Paying $500 a month, he should be done in four or five years, when he's about 85.
ARS statement
ARS and its employees did not answer specific questions but provided a written statement. Here are excerpts:
"ARS proudly serves the Tucson community with more than 60 local employees. We respond to more than 13,000 service calls annually from customers in Tucson and pride ourselves on offering high quality workmanship and 24 hour availability to help homeowners maintain and improve their homes. We take very seriously the trust that the residents of Tucson have placed in our HVAC and plumbing services, and we are proud that more than half of our customers this year are repeat customers. …

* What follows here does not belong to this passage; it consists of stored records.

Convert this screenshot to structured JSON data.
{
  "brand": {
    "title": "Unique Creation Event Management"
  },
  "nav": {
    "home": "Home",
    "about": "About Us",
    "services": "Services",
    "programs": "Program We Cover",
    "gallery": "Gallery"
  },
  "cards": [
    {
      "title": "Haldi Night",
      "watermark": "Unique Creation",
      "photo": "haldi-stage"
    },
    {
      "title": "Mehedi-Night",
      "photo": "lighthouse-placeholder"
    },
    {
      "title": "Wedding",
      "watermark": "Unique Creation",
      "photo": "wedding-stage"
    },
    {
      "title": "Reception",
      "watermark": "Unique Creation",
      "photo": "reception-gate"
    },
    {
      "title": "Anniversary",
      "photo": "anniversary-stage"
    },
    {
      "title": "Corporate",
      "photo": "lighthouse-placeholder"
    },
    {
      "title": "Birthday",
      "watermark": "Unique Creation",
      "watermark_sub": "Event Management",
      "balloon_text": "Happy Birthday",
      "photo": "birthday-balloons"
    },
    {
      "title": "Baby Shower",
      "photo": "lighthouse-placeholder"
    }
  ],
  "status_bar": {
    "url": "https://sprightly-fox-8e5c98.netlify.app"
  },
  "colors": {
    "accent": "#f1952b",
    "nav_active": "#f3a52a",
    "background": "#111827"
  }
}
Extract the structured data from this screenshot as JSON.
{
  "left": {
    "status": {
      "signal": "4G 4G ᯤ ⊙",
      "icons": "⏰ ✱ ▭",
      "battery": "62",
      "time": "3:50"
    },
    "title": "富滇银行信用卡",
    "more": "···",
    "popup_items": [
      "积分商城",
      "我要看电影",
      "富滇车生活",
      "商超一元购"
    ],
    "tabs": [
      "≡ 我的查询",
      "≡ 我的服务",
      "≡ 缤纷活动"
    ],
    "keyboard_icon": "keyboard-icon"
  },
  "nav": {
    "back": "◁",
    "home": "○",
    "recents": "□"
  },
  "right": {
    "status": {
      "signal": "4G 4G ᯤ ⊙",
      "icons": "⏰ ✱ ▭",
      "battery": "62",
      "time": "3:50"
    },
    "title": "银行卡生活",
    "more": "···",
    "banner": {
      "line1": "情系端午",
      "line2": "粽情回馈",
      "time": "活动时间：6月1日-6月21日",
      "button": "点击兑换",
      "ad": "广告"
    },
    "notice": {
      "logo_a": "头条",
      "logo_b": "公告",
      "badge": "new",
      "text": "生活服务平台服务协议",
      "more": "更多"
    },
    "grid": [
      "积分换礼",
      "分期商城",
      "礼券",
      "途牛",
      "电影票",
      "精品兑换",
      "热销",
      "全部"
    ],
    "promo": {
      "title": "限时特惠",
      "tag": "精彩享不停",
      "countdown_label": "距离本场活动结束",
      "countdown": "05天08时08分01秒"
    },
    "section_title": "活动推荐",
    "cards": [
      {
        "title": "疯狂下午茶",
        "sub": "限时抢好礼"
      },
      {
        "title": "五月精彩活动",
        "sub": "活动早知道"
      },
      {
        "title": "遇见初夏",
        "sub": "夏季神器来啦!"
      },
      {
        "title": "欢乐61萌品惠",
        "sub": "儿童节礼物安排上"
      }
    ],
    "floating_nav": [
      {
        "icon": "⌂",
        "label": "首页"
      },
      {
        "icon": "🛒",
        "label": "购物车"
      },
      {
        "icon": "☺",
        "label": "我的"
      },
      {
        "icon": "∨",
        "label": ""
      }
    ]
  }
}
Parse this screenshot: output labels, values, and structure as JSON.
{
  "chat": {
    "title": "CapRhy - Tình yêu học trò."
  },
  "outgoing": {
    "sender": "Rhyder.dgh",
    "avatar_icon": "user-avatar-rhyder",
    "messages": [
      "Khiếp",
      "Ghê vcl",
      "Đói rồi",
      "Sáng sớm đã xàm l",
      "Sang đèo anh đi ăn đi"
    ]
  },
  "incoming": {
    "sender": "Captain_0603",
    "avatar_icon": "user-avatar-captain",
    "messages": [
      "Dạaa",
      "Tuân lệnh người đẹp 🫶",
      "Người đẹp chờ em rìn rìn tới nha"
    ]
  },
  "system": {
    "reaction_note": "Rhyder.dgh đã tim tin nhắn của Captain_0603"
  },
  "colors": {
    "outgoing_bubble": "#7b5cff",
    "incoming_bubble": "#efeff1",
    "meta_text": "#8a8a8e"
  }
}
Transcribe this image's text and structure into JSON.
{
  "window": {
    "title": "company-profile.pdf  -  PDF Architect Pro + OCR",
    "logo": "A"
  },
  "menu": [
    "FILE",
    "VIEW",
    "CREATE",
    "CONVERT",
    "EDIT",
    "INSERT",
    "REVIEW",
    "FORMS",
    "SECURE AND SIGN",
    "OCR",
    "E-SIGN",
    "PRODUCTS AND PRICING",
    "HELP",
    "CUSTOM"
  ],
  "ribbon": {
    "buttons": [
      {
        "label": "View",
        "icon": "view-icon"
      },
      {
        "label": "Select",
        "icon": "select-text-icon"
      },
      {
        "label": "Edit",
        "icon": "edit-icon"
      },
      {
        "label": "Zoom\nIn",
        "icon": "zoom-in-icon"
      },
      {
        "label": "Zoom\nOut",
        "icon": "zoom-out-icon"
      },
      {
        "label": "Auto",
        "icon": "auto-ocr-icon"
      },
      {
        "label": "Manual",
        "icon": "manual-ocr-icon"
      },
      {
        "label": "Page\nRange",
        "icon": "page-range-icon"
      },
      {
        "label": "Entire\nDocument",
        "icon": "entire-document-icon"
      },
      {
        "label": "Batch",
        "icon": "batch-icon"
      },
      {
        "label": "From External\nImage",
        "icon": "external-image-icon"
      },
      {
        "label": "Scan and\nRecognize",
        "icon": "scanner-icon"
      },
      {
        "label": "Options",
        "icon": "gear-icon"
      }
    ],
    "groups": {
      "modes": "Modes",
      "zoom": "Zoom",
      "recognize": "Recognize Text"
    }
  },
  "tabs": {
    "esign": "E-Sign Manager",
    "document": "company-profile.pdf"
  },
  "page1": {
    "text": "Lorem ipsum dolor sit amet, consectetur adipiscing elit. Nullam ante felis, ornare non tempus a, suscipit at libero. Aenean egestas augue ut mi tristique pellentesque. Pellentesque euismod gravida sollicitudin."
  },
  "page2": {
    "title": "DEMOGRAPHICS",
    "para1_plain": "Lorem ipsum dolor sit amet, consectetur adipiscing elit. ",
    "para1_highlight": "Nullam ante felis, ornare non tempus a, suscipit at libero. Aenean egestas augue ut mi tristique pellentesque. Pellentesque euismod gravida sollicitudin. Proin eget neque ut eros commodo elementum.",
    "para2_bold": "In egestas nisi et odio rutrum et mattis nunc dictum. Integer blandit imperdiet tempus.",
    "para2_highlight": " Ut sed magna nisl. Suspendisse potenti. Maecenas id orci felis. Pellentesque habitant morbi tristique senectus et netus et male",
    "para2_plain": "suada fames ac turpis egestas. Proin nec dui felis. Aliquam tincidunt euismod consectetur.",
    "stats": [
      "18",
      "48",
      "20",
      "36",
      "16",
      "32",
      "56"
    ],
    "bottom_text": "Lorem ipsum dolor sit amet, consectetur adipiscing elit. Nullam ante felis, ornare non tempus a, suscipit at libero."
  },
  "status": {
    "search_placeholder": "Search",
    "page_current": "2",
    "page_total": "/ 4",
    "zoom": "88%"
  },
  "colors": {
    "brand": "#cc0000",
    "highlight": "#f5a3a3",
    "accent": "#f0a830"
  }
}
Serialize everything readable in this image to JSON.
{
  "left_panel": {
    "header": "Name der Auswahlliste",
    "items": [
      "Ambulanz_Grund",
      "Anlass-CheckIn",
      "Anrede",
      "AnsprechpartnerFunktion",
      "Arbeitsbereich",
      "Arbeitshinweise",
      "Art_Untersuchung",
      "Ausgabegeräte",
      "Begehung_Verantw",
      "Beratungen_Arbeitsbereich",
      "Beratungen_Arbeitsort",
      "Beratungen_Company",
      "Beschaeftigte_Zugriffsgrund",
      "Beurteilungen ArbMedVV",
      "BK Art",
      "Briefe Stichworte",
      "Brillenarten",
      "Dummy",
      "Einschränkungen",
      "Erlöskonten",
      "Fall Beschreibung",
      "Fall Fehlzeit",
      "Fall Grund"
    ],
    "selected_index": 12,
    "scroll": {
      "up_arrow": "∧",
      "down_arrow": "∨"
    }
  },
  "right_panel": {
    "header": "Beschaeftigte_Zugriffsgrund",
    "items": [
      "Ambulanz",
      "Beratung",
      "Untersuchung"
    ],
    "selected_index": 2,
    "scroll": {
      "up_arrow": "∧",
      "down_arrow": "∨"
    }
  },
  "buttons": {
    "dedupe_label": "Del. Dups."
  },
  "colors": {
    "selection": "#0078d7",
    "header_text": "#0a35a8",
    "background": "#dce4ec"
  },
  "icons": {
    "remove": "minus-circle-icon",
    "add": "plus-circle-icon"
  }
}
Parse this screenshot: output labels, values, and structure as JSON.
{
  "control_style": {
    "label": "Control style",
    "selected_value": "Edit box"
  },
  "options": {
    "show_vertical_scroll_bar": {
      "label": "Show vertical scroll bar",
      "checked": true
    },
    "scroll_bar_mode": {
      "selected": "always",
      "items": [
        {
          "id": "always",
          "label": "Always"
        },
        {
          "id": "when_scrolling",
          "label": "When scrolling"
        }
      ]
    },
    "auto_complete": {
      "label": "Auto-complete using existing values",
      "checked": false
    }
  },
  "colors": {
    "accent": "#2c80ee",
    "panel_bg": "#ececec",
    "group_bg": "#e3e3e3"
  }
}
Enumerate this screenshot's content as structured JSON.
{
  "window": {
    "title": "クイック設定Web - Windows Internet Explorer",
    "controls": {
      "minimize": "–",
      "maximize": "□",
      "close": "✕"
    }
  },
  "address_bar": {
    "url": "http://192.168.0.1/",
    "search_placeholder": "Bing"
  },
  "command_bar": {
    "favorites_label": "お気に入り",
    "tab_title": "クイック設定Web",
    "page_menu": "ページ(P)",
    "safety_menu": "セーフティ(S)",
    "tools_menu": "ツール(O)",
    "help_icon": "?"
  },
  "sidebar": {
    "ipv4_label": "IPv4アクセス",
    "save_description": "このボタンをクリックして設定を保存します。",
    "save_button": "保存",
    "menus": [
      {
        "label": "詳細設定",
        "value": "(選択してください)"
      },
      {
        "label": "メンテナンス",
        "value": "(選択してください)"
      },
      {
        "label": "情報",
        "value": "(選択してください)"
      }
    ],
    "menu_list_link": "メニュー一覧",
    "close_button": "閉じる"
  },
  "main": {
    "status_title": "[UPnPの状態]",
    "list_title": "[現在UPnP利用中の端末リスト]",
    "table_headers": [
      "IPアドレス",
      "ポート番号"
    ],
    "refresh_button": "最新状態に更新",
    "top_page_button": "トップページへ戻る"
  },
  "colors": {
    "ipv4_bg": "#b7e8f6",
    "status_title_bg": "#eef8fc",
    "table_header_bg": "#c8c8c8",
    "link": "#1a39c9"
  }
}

"We want customers to know all of the options available - whether repairing, replacing or doing nothing at all -so we put our recommendations, cost estimates and guarantees in writing so that they can make the best decision for themselves. …
"If a customer is dissatisfied with our service we take deliberate action to make it right. We welcome and encourage anyone who feels that they have not been satisfied with our work to contact our customer service department so that we may immediately attend to their concerns."